Sinclair BASIC itself is worth a moment of reflection. Each key on the machine produced an entire keyword: pressing 'R' would enter 'RUN', whereas 'K' would produce the command 'LET'. Other commands were produced by using modifier keys such as shift. Although this approach introduced a slight learning curve, it had a number of advantages. Proficiency was quickly established through repeated use, and the system entirely avoided potential spelling errors, and allowed each command to take up only one byte of the precious 1024 available.
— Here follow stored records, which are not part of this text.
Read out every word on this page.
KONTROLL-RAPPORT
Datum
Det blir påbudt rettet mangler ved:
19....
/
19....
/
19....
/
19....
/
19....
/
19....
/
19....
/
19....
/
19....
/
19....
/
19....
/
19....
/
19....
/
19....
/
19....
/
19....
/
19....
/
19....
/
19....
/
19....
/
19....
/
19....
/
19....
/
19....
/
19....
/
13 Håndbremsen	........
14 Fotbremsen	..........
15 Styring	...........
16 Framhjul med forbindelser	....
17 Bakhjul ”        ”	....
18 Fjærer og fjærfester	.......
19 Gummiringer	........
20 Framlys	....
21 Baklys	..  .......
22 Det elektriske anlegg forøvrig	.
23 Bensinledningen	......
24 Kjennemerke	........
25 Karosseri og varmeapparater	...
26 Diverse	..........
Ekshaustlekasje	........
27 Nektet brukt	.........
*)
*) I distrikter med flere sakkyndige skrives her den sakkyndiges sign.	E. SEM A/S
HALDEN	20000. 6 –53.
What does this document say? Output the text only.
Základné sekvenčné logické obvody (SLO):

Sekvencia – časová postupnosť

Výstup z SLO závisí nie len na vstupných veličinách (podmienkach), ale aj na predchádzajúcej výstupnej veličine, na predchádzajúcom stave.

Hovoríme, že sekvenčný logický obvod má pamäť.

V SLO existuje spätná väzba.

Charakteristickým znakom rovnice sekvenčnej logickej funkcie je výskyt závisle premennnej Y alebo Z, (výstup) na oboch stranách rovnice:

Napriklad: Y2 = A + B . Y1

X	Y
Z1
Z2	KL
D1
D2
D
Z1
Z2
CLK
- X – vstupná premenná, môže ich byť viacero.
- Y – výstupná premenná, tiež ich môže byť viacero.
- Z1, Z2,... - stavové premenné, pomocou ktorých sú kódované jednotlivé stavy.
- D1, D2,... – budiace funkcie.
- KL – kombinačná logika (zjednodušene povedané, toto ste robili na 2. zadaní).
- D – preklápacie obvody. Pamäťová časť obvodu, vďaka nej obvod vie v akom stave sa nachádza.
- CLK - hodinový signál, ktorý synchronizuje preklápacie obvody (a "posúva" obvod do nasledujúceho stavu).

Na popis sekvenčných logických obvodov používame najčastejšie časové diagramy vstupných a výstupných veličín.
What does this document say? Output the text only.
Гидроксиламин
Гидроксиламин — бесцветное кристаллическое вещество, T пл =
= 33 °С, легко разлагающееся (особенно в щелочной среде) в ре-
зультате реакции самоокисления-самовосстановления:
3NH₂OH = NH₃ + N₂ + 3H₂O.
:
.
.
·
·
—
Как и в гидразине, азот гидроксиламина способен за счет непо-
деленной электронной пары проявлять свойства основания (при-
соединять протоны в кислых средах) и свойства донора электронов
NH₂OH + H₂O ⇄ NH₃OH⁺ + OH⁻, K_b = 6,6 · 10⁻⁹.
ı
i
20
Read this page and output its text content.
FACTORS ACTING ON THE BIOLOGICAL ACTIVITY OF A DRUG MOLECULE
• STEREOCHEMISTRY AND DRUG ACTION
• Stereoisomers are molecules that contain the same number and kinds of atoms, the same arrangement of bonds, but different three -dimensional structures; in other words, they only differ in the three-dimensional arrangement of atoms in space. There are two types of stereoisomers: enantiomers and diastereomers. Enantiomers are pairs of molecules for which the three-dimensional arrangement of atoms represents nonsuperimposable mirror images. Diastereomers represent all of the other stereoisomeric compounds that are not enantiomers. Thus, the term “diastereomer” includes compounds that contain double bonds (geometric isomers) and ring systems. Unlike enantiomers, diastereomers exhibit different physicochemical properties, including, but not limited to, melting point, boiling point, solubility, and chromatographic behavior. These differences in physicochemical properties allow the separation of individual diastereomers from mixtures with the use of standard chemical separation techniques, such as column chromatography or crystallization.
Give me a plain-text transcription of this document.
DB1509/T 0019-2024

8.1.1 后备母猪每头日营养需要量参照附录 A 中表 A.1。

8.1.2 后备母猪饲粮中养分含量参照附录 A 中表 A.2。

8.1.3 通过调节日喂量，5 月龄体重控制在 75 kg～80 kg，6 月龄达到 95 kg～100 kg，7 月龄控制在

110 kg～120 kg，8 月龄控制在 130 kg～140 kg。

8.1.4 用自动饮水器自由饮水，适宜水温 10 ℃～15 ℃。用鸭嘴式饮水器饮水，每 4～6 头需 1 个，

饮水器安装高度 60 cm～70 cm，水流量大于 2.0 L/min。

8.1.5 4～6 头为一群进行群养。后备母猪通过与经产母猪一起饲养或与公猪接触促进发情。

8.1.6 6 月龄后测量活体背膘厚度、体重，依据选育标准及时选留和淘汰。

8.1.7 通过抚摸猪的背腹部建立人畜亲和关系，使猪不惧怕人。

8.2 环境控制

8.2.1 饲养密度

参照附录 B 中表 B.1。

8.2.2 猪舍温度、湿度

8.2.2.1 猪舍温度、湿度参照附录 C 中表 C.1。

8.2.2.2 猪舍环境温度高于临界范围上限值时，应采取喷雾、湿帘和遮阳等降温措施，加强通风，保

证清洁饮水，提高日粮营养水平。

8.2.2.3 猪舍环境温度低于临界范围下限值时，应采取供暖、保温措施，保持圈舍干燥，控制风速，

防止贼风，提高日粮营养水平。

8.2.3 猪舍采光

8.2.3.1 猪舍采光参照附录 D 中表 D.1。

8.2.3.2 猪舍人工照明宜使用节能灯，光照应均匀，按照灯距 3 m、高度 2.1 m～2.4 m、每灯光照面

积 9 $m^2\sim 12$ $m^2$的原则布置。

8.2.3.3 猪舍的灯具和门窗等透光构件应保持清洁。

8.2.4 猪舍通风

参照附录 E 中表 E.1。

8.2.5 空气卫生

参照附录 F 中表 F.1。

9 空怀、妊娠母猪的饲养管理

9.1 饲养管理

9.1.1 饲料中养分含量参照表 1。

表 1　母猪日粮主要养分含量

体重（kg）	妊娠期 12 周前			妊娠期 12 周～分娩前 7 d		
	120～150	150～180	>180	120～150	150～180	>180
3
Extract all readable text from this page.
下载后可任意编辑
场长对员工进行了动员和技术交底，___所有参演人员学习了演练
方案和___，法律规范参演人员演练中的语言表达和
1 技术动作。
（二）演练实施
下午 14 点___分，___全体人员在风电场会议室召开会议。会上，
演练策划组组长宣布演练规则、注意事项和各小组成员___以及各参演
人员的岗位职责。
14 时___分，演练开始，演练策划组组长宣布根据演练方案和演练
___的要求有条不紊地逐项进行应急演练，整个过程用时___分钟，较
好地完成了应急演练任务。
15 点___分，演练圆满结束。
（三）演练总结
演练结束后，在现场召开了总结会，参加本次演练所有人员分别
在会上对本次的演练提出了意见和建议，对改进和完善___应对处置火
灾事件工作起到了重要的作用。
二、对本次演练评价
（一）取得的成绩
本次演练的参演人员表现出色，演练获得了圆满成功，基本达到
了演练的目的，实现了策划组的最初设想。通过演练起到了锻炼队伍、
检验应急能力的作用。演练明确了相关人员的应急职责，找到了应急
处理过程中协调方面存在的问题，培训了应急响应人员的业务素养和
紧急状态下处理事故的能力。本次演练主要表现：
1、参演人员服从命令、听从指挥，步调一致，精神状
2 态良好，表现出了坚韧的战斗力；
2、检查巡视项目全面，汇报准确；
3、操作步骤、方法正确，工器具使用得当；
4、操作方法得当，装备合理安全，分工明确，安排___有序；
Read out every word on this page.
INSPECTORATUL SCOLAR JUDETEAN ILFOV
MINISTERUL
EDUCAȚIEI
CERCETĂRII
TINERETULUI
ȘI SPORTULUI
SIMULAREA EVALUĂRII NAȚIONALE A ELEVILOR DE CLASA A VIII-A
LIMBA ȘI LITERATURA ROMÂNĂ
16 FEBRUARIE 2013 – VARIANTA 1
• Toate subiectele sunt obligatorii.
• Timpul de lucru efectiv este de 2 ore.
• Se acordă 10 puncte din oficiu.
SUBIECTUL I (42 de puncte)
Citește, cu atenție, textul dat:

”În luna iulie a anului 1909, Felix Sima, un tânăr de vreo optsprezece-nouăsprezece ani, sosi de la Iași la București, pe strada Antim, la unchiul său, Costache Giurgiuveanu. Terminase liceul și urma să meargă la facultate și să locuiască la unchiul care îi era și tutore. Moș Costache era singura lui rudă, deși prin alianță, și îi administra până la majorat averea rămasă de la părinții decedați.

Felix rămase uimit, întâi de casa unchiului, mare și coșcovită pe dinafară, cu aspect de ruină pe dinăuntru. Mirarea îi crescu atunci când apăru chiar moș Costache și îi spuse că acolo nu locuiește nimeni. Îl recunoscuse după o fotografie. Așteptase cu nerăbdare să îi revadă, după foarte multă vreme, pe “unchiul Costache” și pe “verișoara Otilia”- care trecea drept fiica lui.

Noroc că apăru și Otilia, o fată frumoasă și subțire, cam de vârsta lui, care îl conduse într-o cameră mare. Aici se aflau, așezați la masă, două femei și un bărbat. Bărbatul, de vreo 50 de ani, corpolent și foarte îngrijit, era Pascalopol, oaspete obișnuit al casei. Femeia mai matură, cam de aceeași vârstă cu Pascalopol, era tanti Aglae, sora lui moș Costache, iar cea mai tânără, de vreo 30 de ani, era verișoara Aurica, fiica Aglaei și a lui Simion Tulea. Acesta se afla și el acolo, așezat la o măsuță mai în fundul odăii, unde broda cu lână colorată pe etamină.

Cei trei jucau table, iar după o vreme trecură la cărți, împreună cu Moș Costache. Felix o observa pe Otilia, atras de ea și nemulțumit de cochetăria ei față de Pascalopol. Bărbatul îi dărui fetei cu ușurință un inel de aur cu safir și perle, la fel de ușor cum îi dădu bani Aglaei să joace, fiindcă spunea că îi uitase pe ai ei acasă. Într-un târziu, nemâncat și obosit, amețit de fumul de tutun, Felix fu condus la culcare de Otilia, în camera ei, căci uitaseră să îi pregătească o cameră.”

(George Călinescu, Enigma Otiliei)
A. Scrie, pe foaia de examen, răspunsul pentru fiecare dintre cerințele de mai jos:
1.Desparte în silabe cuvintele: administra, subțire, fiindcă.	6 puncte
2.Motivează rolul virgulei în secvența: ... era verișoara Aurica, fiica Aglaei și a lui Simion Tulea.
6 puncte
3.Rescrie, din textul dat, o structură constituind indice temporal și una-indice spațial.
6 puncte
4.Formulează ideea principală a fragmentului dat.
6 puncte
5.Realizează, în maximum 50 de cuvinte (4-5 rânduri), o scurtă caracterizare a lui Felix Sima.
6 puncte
The minimalist design of the computer meant that the generation of the video signal was partly done in software, with the processor taking up most of the strain. This had the unfortunate side-effect that the display was blanked out whenever the processor was doing something other than waiting for an input. Moving graphics were, therefore, out of the question: if a program was running then the screen was blank. There were ways round this, but they were hardly efficient - one website offers a version of Space Invaders which hacks its way round the problem by repeatedly calling the display routines manually. The problem was partially solved with the ZX81, which allowed the BASIC interpreter to run in 'slow' mode, with graphics, or without them in a 'fast' mode. Moving on further, the Spectrum's hardware, with considerable improvements, had no such problems.


The physical design of the machine reflects two factors. Most prominently, the industrial design work of Rick Dickinson, who produced a white, plastic shell about the size of two paperback novels. Also clearly visible is the influence of the sub-£100 price tag. A one-piece membranekeyboard graced the top of the machine, threatening to wear out rapidly unless handled with care, a clear nod toward price-cutting.

America and beyond:

In February of 1980, the ZX80 was also launched in the US, at a price tag of $199.95, just one month before their release of the ZX81 in the UK. Later, American company Timex would begin selling the ZX81 as the Timex Sinclair 1000, halving the price tag to $99.95.

Finally, we reach the glory days of Sinclair Research: A year after its release in the UK, January of 1983 saw the Timex Sinclair 2000, more popularly known as the ZX Spectrum, go on general release to the American public.